Who then is the faithful and prudent bondman whom his lord has set over his household, to give them food in season?
46 Zalig is die dienstknecht, welken zijn heer, komende, zal vinden alzo doende.
Blessed is that bondman whom his lord on coming shall find doing thus.
47 Voorwaar, Ik zeg u, dat hij hem zal zetten over al zijn goederen.
Verily I say unto you, that he will set him over all his substance.

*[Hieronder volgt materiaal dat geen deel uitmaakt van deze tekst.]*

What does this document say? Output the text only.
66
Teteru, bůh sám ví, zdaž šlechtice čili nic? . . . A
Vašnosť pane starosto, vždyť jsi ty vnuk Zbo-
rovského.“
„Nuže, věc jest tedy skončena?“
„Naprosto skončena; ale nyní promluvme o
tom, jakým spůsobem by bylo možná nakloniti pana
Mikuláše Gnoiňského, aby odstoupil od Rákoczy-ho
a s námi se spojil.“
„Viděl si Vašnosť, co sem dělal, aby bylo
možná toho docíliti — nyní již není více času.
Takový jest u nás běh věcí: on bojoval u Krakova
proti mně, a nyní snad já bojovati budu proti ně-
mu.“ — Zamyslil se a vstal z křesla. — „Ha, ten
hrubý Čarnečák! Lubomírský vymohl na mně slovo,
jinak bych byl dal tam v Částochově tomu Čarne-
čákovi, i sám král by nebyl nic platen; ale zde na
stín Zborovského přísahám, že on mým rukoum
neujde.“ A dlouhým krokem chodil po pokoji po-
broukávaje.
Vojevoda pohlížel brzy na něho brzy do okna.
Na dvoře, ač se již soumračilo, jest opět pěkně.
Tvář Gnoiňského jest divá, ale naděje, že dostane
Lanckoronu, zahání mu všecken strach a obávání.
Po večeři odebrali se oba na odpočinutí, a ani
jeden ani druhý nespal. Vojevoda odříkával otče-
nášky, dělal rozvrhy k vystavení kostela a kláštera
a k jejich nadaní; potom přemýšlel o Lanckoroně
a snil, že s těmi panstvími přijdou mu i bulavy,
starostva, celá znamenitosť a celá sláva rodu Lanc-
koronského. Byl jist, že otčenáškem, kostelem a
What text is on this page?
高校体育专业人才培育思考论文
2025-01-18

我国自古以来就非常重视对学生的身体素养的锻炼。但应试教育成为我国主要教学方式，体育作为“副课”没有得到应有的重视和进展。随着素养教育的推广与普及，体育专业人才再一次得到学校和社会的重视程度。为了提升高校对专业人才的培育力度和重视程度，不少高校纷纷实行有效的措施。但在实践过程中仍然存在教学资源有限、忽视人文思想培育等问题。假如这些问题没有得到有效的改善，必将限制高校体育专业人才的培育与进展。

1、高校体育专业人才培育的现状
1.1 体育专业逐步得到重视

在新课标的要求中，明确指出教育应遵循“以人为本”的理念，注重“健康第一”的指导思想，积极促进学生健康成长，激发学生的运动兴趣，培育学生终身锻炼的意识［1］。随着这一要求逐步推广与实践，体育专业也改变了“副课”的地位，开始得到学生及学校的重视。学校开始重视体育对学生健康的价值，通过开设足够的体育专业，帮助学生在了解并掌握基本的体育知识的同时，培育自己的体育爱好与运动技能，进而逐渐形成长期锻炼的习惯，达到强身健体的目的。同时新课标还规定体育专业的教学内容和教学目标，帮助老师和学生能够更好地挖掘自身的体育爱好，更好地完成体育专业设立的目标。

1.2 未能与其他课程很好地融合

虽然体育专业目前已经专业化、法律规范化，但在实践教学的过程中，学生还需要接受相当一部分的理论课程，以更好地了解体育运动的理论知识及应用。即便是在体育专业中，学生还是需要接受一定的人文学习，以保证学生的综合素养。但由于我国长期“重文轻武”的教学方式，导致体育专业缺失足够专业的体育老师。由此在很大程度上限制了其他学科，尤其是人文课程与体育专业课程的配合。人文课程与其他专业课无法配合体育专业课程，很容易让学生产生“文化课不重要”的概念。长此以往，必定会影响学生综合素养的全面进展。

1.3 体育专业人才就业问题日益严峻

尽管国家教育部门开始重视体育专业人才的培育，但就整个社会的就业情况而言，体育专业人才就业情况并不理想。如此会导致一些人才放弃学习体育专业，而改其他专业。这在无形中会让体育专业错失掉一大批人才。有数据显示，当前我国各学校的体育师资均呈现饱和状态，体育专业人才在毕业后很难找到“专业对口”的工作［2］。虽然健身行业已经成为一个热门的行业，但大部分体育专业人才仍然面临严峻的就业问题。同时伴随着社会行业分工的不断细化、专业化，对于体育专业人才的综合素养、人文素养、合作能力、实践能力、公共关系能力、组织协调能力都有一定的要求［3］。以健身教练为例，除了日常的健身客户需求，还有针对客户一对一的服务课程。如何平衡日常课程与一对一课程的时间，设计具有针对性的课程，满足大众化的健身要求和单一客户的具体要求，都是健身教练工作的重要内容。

48 Maar zo die kwade dienstknecht in zijn hart zou zeggen: Mijn heer vertoeft te komen;
But if that evil bondman should say in his heart, My lord delays to come,
49 En zou beginnen zijn mededienstknechten te slaan, en te eten en te drinken met de dronkaards;
and begin to beat his fellow-bondmen, and eat and drink with the drunken;
50 Zo zal de heer van dezen dienstknecht komen ten dage, in welken hij hem niet verwacht, en ter ure, die hij niet weet;
the lord of that bondman shall come in a day when he does not expect it, and in an hour he knows not of,
51 En zal hem afscheiden, en zijn deel zetten met de geveinsden; daar zal wening zijn en knersing der tanden.
and shall cut him in two and appoint his portion with the hypocrites: there shall be the weeping and the gnashing of teeth.